Right now, LeBron is coming off a game where he played amazingly even for this season, a season in which he's setting an NBA record for Player Efficiency Rating in a season. Last night, James had 35 points on .762 shooting from the field.
This season, he has a ridiculous .619 true shooting percentage, a 32.3 PER and is one of the best defensive players in the NBA. If you don't think he's the MVP, you're just wrong. Call me closed-minded, but I'd rather be closed-minded and right than closed-minded and wrong. I jest—almost.
Still, let's just say that by some miracle LeBron James plays like it's the fourth quarter of the finals for the rest of the season and just goes into a total meltdown mode. Who might be able to catch him in a world of science fiction?
Chris Paul is probably the second choice for MVP right now, but it's a very distant second. He has the second best PER in the league behind James. He has the Clippers looking to take over the city of Los Angeles, or at least take the Pacific Division.
Paul is the "player added." True, he's not the only player added but the perception is that he's the reason the Clippers are a different team this year than they've ever been before. If the Clippers land a player like J.R. Smith, watch out. They could be the team to emerge from the West.

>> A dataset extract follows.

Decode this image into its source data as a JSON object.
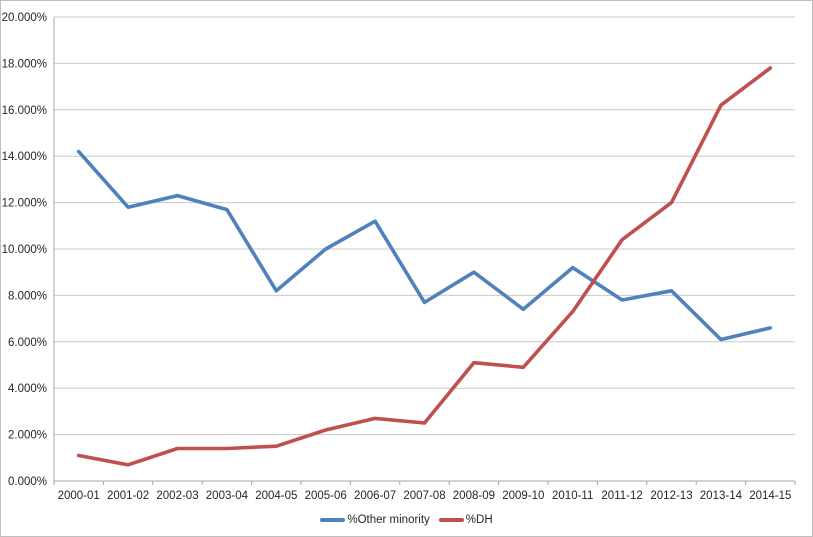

And, you can't go wrong with getting national attention if you live in a major market, and that never hurts in MVP voting.
Kevin Durant isn't scoring on the same level he did for the past couple of seasons, but he's only down .7 points per game. He's averaging a career high in field goal percentage, PER, rebounding and assists. It seems that all of that is worth one basket every three games.
If Durant and the Oklahoma City Thunder finish with the NBA's best record, it's going to be hard to ignore him, particularly when you consider he's been making shots when the game is on the line.
Kobe Bryant has fallen off since his 40 point streak. His scoring, rebounding and assists are all down in the month of February. He's shooting just .383. It's looking like the wrist is bothering him more than being No. 7 in the world now.
He's still the heart and soul of the Lakers team. He's still Kobe Bryant. That's worth something.
Derrick Rose is the only other player with a realistic shot at winning this year—don't even mention Dwight Howard right now—that's a possibility that could be fading. The Bulls are 5-2 without Rose, and 4-3 without Deng.
Plus the more games he misses, the harder it is to justify making him the MVP. It's hard to say you have value when you aren't playing.
Still, if the Bulls finish with the best record in the NBA, and Rose returns to the way he was playing shortly before he hurt his back where he was scoring 30 consistently and posting double digit assists, he can work his way back into the conversation easily.